Ricordando il monito circa le condizioni materiali per realizzare concretamente l’inclusione, credo però che quanto detto sopra non debba comportare la rinuncia a figure aggiuntive quali gli insegnanti di sostegno (o i mediatori linguistico-culturali). Tale rinuncia potrebbe portare a un peggioramento di fatto delle condizioni pratiche dell’inclusione, un peggioramento a cui – lasciato da solo – l’insegnante curricolare potrebbe difficilmente rimediare, anche se fosse maggiormente sensibile e preparato rispetto all’inclusione. L’educazione accade come può, non come deve.
Si tratta piuttosto di ricalibrare la funzione dell’insegnante di sostegno, che negli anni ha subito una metamorfosi strisciante verso la delega ad occuparsi in forma quasi esclusiva degli alunni disabili, con la conseguente tendenza alla deresponsabilizzazione degli altri docenti. Si tratta di riaffermare il carattere di docente aggiunto sulla classe dell’insegnante di sostegno, il quale – pur avendo una preparazione pedagogica specifica sulle disabilità (pedagogica non medica, se non per quanto strettamente necessario) – va concepito come sostegno all’intera classe, favorendone un lavoro caratterizzato da una maggiore flessibilità e articolazione (lavoro per gruppi, attività di laboratorio, esperienze espressive di atelier ecc.). Un siffatto lavoro di team e in compresenza tra l’insegnante curricolare e quello di sostegno potrebbe così moltiplicare le opportunità d’integrazione e d’apprendimento di tutti gli alunni.
Questa però è solo un’ipotesi pratica (che non aspira all’originalità ma alla saggezza). La questione prioritaria che ci deve vedere uniti è la condivisione del principio dell’inclusione e del suo valore etico e civile.
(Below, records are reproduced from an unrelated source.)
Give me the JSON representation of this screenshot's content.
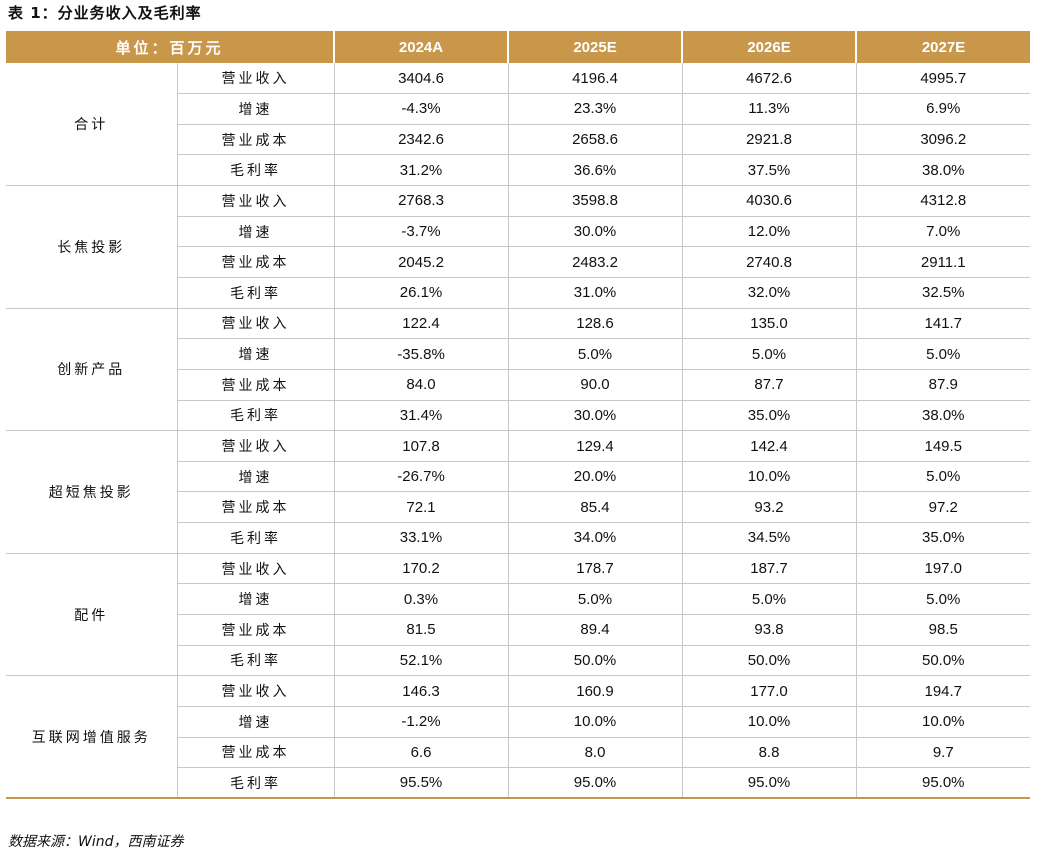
{
  "caption": "表 1：分业务收入及毛利率",
  "header": {
    "unit": "单位：百万元",
    "years": [
      "2024A",
      "2025E",
      "2026E",
      "2027E"
    ]
  },
  "segments": [
    {
      "name": "合计",
      "rows": [
        {
          "metric": "营业收入",
          "values": [
            "3404.6",
            "4196.4",
            "4672.6",
            "4995.7"
          ]
        },
        {
          "metric": "增速",
          "values": [
            "-4.3%",
            "23.3%",
            "11.3%",
            "6.9%"
          ]
        },
        {
          "metric": "营业成本",
          "values": [
            "2342.6",
            "2658.6",
            "2921.8",
            "3096.2"
          ]
        },
        {
          "metric": "毛利率",
          "values": [
            "31.2%",
            "36.6%",
            "37.5%",
            "38.0%"
          ]
        }
      ]
    },
    {
      "name": "长焦投影",
      "rows": [
        {
          "metric": "营业收入",
          "values": [
            "2768.3",
            "3598.8",
            "4030.6",
            "4312.8"
          ]
        },
        {
          "metric": "增速",
          "values": [
            "-3.7%",
            "30.0%",
            "12.0%",
            "7.0%"
          ]
        },
        {
          "metric": "营业成本",
          "values": [
            "2045.2",
            "2483.2",
            "2740.8",
            "2911.1"
          ]
        },
        {
          "metric": "毛利率",
          "values": [
            "26.1%",
            "31.0%",
            "32.0%",
            "32.5%"
          ]
        }
      ]
    },
    {
      "name": "创新产品",
      "rows": [
        {
          "metric": "营业收入",
          "values": [
            "122.4",
            "128.6",
            "135.0",
            "141.7"
          ]
        },
        {
          "metric": "增速",
          "values": [
            "-35.8%",
            "5.0%",
            "5.0%",
            "5.0%"
          ]
        },
        {
          "metric": "营业成本",
          "values": [
            "84.0",
            "90.0",
            "87.7",
            "87.9"
          ]
        },
        {
          "metric": "毛利率",
          "values": [
            "31.4%",
            "30.0%",
            "35.0%",
            "38.0%"
          ]
        }
      ]
    },
    {
      "name": "超短焦投影",
      "rows": [
        {
          "metric": "营业收入",
          "values": [
            "107.8",
            "129.4",
            "142.4",
            "149.5"
          ]
        },
        {
          "metric": "增速",
          "values": [
            "-26.7%",
            "20.0%",
            "10.0%",
            "5.0%"
          ]
        },
        {
          "metric": "营业成本",
          "values": [
            "72.1",
            "85.4",
            "93.2",
            "97.2"
          ]
        },
        {
          "metric": "毛利率",
          "values": [
            "33.1%",
            "34.0%",
            "34.5%",
            "35.0%"
          ]
        }
      ]
    },
    {
      "name": "配件",
      "rows": [
        {
          "metric": "营业收入",
          "values": [
            "170.2",
            "178.7",
            "187.7",
            "197.0"
          ]
        },
        {
          "metric": "增速",
          "values": [
            "0.3%",
            "5.0%",
            "5.0%",
            "5.0%"
          ]
        },
        {
          "metric": "营业成本",
          "values": [
            "81.5",
            "89.4",
            "93.8",
            "98.5"
          ]
        },
        {
          "metric": "毛利率",
          "values": [
            "52.1%",
            "50.0%",
            "50.0%",
            "50.0%"
          ]
        }
      ]
    },
    {
      "name": "互联网增值服务",
      "rows": [
        {
          "metric": "营业收入",
          "values": [
            "146.3",
            "160.9",
            "177.0",
            "194.7"
          ]
        },
        {
          "metric": "增速",
          "values": [
            "-1.2%",
            "10.0%",
            "10.0%",
            "10.0%"
          ]
        },
        {
          "metric": "营业成本",
          "values": [
            "6.6",
            "8.0",
            "8.8",
            "9.7"
          ]
        },
        {
          "metric": "毛利率",
          "values": [
            "95.5%",
            "95.0%",
            "95.0%",
            "95.0%"
          ]
        }
      ]
    }
  ],
  "source": "数据来源：Wind，西南证券",
  "colors": {
    "header_bg": "#c9974a",
    "header_text": "#ffffff",
    "grid": "#c8c8c8"
  }
}
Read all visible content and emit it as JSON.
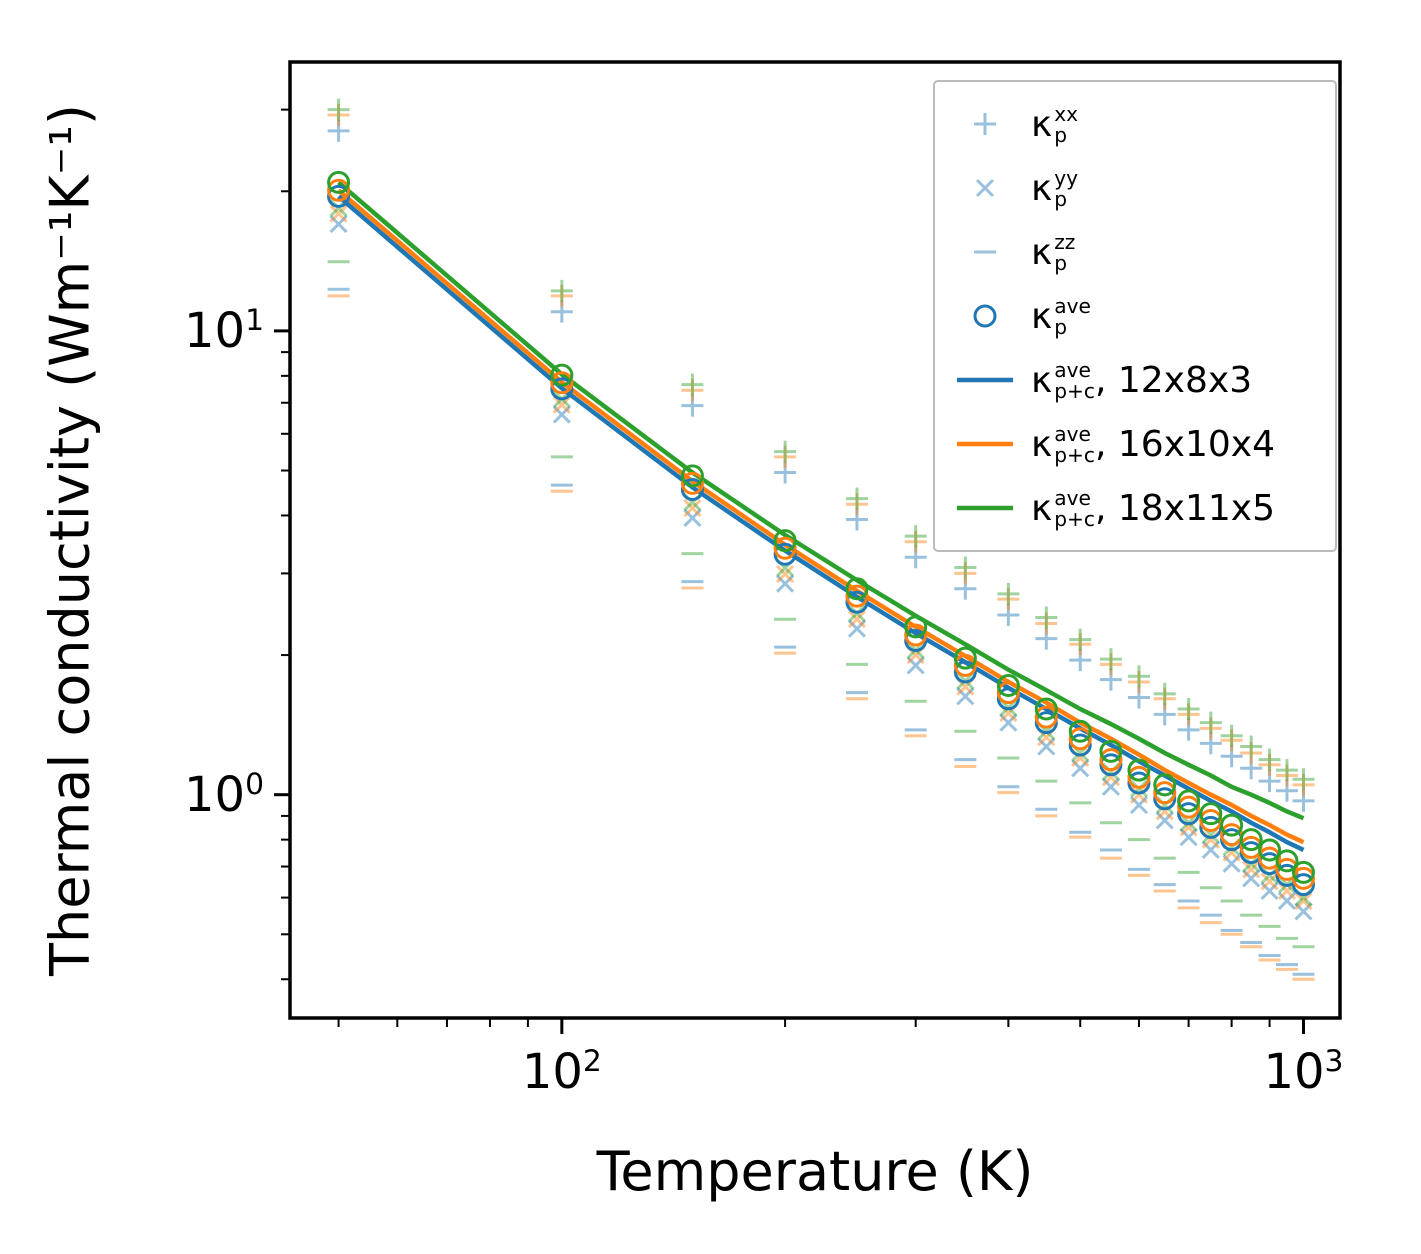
{
  "chart_data": {
    "type": "scatter",
    "title": "",
    "xlabel": "Temperature (K)",
    "ylabel": "Thermal conductivity (Wm⁻¹K⁻¹)",
    "x_scale": "log",
    "y_scale": "log",
    "x_range": [
      43,
      1120
    ],
    "y_range": [
      0.33,
      38
    ],
    "x_ticks": [
      {
        "value": 100,
        "base": "10",
        "exp": "2"
      },
      {
        "value": 1000,
        "base": "10",
        "exp": "3"
      }
    ],
    "x_minor_ticks": [
      50,
      60,
      70,
      80,
      90,
      200,
      300,
      400,
      500,
      600,
      700,
      800,
      900
    ],
    "y_ticks": [
      {
        "value": 10,
        "base": "10",
        "exp": "1"
      },
      {
        "value": 1,
        "base": "10",
        "exp": "0"
      }
    ],
    "y_minor_ticks": [
      0.4,
      0.5,
      0.6,
      0.7,
      0.8,
      0.9,
      2,
      3,
      4,
      5,
      6,
      7,
      8,
      9,
      20,
      30
    ],
    "colors": {
      "blue": "#1f77b4",
      "orange": "#ff7f0e",
      "green": "#2ca02c",
      "legend_frame": "#bbbbbb"
    },
    "temperatures": [
      50,
      100,
      150,
      200,
      250,
      300,
      350,
      400,
      450,
      500,
      550,
      600,
      650,
      700,
      750,
      800,
      850,
      900,
      950,
      1000
    ],
    "series": [
      {
        "name": "kappa_p_xx_grid1",
        "marker": "plus",
        "color": "#1f77b4",
        "opacity": 0.45,
        "values": [
          27.0,
          11.0,
          6.9,
          4.95,
          3.92,
          3.25,
          2.78,
          2.44,
          2.17,
          1.95,
          1.77,
          1.62,
          1.49,
          1.38,
          1.29,
          1.21,
          1.14,
          1.07,
          1.02,
          0.97
        ]
      },
      {
        "name": "kappa_p_xx_grid2",
        "marker": "plus",
        "color": "#ff7f0e",
        "opacity": 0.45,
        "values": [
          29.2,
          11.9,
          7.45,
          5.35,
          4.23,
          3.51,
          3.0,
          2.64,
          2.34,
          2.11,
          1.91,
          1.75,
          1.61,
          1.49,
          1.39,
          1.31,
          1.23,
          1.16,
          1.1,
          1.05
        ]
      },
      {
        "name": "kappa_p_xx_grid3",
        "marker": "plus",
        "color": "#2ca02c",
        "opacity": 0.45,
        "values": [
          30.0,
          12.2,
          7.66,
          5.49,
          4.35,
          3.61,
          3.09,
          2.71,
          2.41,
          2.16,
          1.96,
          1.8,
          1.65,
          1.53,
          1.43,
          1.34,
          1.27,
          1.19,
          1.13,
          1.08
        ]
      },
      {
        "name": "kappa_p_yy_grid1",
        "marker": "cross",
        "color": "#1f77b4",
        "opacity": 0.45,
        "values": [
          17.0,
          6.6,
          3.95,
          2.85,
          2.28,
          1.9,
          1.63,
          1.43,
          1.27,
          1.14,
          1.04,
          0.95,
          0.88,
          0.81,
          0.76,
          0.71,
          0.66,
          0.62,
          0.59,
          0.56
        ]
      },
      {
        "name": "kappa_p_yy_grid2",
        "marker": "cross",
        "color": "#ff7f0e",
        "opacity": 0.45,
        "values": [
          17.9,
          6.93,
          4.15,
          2.99,
          2.39,
          2.0,
          1.71,
          1.5,
          1.33,
          1.2,
          1.09,
          1.0,
          0.92,
          0.85,
          0.8,
          0.75,
          0.69,
          0.65,
          0.62,
          0.59
        ]
      },
      {
        "name": "kappa_p_yy_grid3",
        "marker": "cross",
        "color": "#2ca02c",
        "opacity": 0.45,
        "values": [
          18.4,
          7.13,
          4.27,
          3.08,
          2.46,
          2.05,
          1.76,
          1.54,
          1.37,
          1.23,
          1.12,
          1.03,
          0.95,
          0.87,
          0.82,
          0.77,
          0.71,
          0.67,
          0.64,
          0.6
        ]
      },
      {
        "name": "kappa_p_zz_grid1",
        "marker": "dash",
        "color": "#1f77b4",
        "opacity": 0.45,
        "values": [
          12.3,
          4.65,
          2.88,
          2.08,
          1.66,
          1.38,
          1.19,
          1.04,
          0.93,
          0.83,
          0.76,
          0.69,
          0.64,
          0.59,
          0.55,
          0.51,
          0.48,
          0.45,
          0.43,
          0.41
        ]
      },
      {
        "name": "kappa_p_zz_grid2",
        "marker": "dash",
        "color": "#ff7f0e",
        "opacity": 0.45,
        "values": [
          11.9,
          4.51,
          2.79,
          2.02,
          1.61,
          1.34,
          1.15,
          1.01,
          0.9,
          0.81,
          0.73,
          0.67,
          0.62,
          0.57,
          0.53,
          0.5,
          0.47,
          0.44,
          0.42,
          0.4
        ]
      },
      {
        "name": "kappa_p_zz_grid3",
        "marker": "dash",
        "color": "#2ca02c",
        "opacity": 0.45,
        "values": [
          14.1,
          5.35,
          3.31,
          2.39,
          1.91,
          1.59,
          1.37,
          1.2,
          1.07,
          0.96,
          0.87,
          0.8,
          0.73,
          0.68,
          0.63,
          0.59,
          0.55,
          0.52,
          0.49,
          0.47
        ]
      },
      {
        "name": "kappa_p_plus_c_ave_12x8x3",
        "marker": "line",
        "color": "#1f77b4",
        "opacity": 1,
        "values": [
          19.5,
          7.52,
          4.6,
          3.36,
          2.67,
          2.23,
          1.93,
          1.7,
          1.53,
          1.39,
          1.28,
          1.18,
          1.1,
          1.03,
          0.97,
          0.92,
          0.87,
          0.83,
          0.79,
          0.76
        ]
      },
      {
        "name": "kappa_p_plus_c_ave_16x10x4",
        "marker": "line",
        "color": "#ff7f0e",
        "opacity": 1,
        "values": [
          20.1,
          7.75,
          4.74,
          3.46,
          2.75,
          2.3,
          1.99,
          1.75,
          1.58,
          1.43,
          1.32,
          1.22,
          1.13,
          1.06,
          1.0,
          0.95,
          0.9,
          0.86,
          0.82,
          0.79
        ]
      },
      {
        "name": "kappa_p_plus_c_ave_18x11x5",
        "marker": "line",
        "color": "#2ca02c",
        "opacity": 1,
        "values": [
          20.9,
          8.06,
          4.95,
          3.63,
          2.9,
          2.43,
          2.11,
          1.86,
          1.68,
          1.53,
          1.42,
          1.32,
          1.23,
          1.16,
          1.1,
          1.04,
          1.0,
          0.96,
          0.92,
          0.89
        ]
      },
      {
        "name": "kappa_p_ave_12x8x3",
        "marker": "circle",
        "color": "#1f77b4",
        "opacity": 1,
        "values": [
          19.5,
          7.5,
          4.55,
          3.3,
          2.6,
          2.15,
          1.84,
          1.61,
          1.43,
          1.28,
          1.16,
          1.06,
          0.98,
          0.91,
          0.85,
          0.8,
          0.75,
          0.71,
          0.67,
          0.64
        ]
      },
      {
        "name": "kappa_p_ave_16x10x4",
        "marker": "circle",
        "color": "#ff7f0e",
        "opacity": 1,
        "values": [
          20.1,
          7.73,
          4.69,
          3.4,
          2.68,
          2.21,
          1.9,
          1.66,
          1.47,
          1.32,
          1.19,
          1.09,
          1.01,
          0.94,
          0.88,
          0.82,
          0.77,
          0.73,
          0.69,
          0.66
        ]
      },
      {
        "name": "kappa_p_ave_18x11x5",
        "marker": "circle",
        "color": "#2ca02c",
        "opacity": 1,
        "values": [
          20.9,
          8.03,
          4.87,
          3.53,
          2.78,
          2.3,
          1.97,
          1.72,
          1.53,
          1.37,
          1.24,
          1.13,
          1.05,
          0.97,
          0.91,
          0.86,
          0.8,
          0.76,
          0.72,
          0.68
        ]
      }
    ],
    "legend": {
      "position": "upper right",
      "entries": [
        {
          "marker": "plus",
          "color": "#1f77b4",
          "opacity": 0.45,
          "symbol": "κ",
          "sup": "xx",
          "sub": "p",
          "suffix": ""
        },
        {
          "marker": "cross",
          "color": "#1f77b4",
          "opacity": 0.45,
          "symbol": "κ",
          "sup": "yy",
          "sub": "p",
          "suffix": ""
        },
        {
          "marker": "dash",
          "color": "#1f77b4",
          "opacity": 0.45,
          "symbol": "κ",
          "sup": "zz",
          "sub": "p",
          "suffix": ""
        },
        {
          "marker": "circle",
          "color": "#1f77b4",
          "opacity": 1,
          "symbol": "κ",
          "sup": "ave",
          "sub": "p",
          "suffix": ""
        },
        {
          "marker": "line",
          "color": "#1f77b4",
          "opacity": 1,
          "symbol": "κ",
          "sup": "ave",
          "sub": "p+c",
          "suffix": ", 12x8x3"
        },
        {
          "marker": "line",
          "color": "#ff7f0e",
          "opacity": 1,
          "symbol": "κ",
          "sup": "ave",
          "sub": "p+c",
          "suffix": ", 16x10x4"
        },
        {
          "marker": "line",
          "color": "#2ca02c",
          "opacity": 1,
          "symbol": "κ",
          "sup": "ave",
          "sub": "p+c",
          "suffix": ", 18x11x5"
        }
      ]
    }
  }
}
Nel pubblicare questo articolo, si precisa che l'ipotesi propositiva ivi formulata non costituisce la posizione di Proteo sulla fondamentale questione dell'inclusione scolastica, ma rappresenta un contributo personale dell’autore al dibattito.
La presidenza
Una versione parzialmente diversa di questo scritto è in pubblicazione come Editoriale della rivista Pedagogia più Didattica, n.1, 2024.